Actually, on second thought, what is particularly sad about this vegan lemon cake is that I discovered it the day after my mother's birthday celebration.  While my mother is not a vegan, she does not eat eggs and she avoids like the plague all butter, butter substitutes, butter flavored products, and any products that look like they might have been near any other products with butter in them, so this would have been an absolutely perfect birthday cake for my mother!  Next year, Mama Bear.

Thursday, September 5, 2013

"Burnt" Smoky Eggplant Served over Arugula

Ubiquitous in Middle Eastern cuisine, the eggplant is a versatile and delicious vegetable, whether baked, broiled, grilled, roasted, or fried.   And my favorite method of cooking eggplant by far -- that is, burning it -- elevates the eggplant's flavor and rich texture decidedly.  I hope you will agree that this very basic interpretation of eggplant salad featuring the smoky aroma and taste of charred eggplant intermingled with the sharp, pungent flavors of garlic, mint, parsley and lemon, all served on a bed of spicy arugula, to be a truly memorable and flavorful eggplant salad presentation.  It represents the essence of what eggplant can be at its simplest and best!  

I start off with four Italian eggplants.
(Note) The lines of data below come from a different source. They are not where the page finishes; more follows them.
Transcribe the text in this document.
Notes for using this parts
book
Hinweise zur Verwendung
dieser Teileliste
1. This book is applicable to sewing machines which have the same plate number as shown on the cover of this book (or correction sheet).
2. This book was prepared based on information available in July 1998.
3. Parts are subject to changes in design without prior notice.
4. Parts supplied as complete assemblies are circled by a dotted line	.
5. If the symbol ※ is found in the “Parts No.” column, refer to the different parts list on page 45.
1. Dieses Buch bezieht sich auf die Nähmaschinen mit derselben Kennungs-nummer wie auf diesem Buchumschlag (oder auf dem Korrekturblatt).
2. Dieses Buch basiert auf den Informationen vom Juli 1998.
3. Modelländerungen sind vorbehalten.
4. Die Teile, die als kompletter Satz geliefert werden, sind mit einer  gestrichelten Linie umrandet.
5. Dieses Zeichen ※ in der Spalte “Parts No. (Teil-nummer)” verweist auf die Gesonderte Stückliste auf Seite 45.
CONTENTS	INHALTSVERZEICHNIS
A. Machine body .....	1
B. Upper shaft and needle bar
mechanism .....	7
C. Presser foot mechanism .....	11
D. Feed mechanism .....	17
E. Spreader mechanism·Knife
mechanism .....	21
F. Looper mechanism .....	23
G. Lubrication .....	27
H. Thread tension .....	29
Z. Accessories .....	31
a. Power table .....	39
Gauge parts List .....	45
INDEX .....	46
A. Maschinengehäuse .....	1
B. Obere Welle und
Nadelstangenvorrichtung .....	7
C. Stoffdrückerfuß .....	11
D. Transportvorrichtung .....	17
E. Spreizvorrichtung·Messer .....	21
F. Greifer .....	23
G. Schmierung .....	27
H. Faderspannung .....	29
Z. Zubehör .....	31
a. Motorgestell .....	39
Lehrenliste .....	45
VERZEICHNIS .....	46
Italian eggplants have a slender figure and sturdy skin, just perfect for burning.

I place all of the eggplants directly on the stove top burners with the gas set at medium low, and I allow the eggplants to roast slowly, turning often and in various directions.  Soon the kitchen is filled with the delicious aroma of charred eggplant.

The eggplants are done when their outer skin is completely burnt and flaky, and the entire eggplant is very soft to touch, from top to bottom.  This will take anywhere from 15 to 30 minutes, depending on the size of the eggplants.  The finished eggplants should look like this.

Once the charred eggplant is cool, I carefully remove the skin and place the strips and chunks of eggplant pulp into a colander or strainer, and let it drain for at least an hour or more.  This step is often skipped, but ridding the eggplant pulp of extra water provides that rich velvety texture that makes eggplant salad so wonderful.

In the meantime, I assemble the remaining ingredients, including a lemon, a handful each of fresh mint and Italian flat leaf parsley, two scallions, 2 large cloves of garlic, a teaspoon of ground sumac, extra good olive oil, salt and pepper, and 3-4 cups of fresh arugula.  Sumac, with its tart, lemony flavor and deep reddish-purple color, really compliments the smoky eggplant, and can be found in any store that carries a Middle Eastern products and/or a wide-variety of spices.

Next, I place the strained eggplant on a cutting board and chop it all up like so.  Then I mince the garlic and fold that in, along with 2 tablespoons of fresh lemon juice, 2 tablespoons of very good olive oil,1 teaspoon of dried sumac, and salt and pepper to taste.

I adjust the seasonings, and when the flavor tastes just right, I fold in the finely chopped scallion, mint, and parsley, along with about a tablespoon of fresh lemon zest and a drizzle of olive oil on top, and I serve it over fresh, spicy arugula.

This eggplant recipe is equally delicious served as an appetizer or meze, accompanied by thin slices of crusty bread or toasted pita triangles for dipping.  What I love most about it is the way the smoky eggplant contrasts so beautifully with the fresh mint in this dish.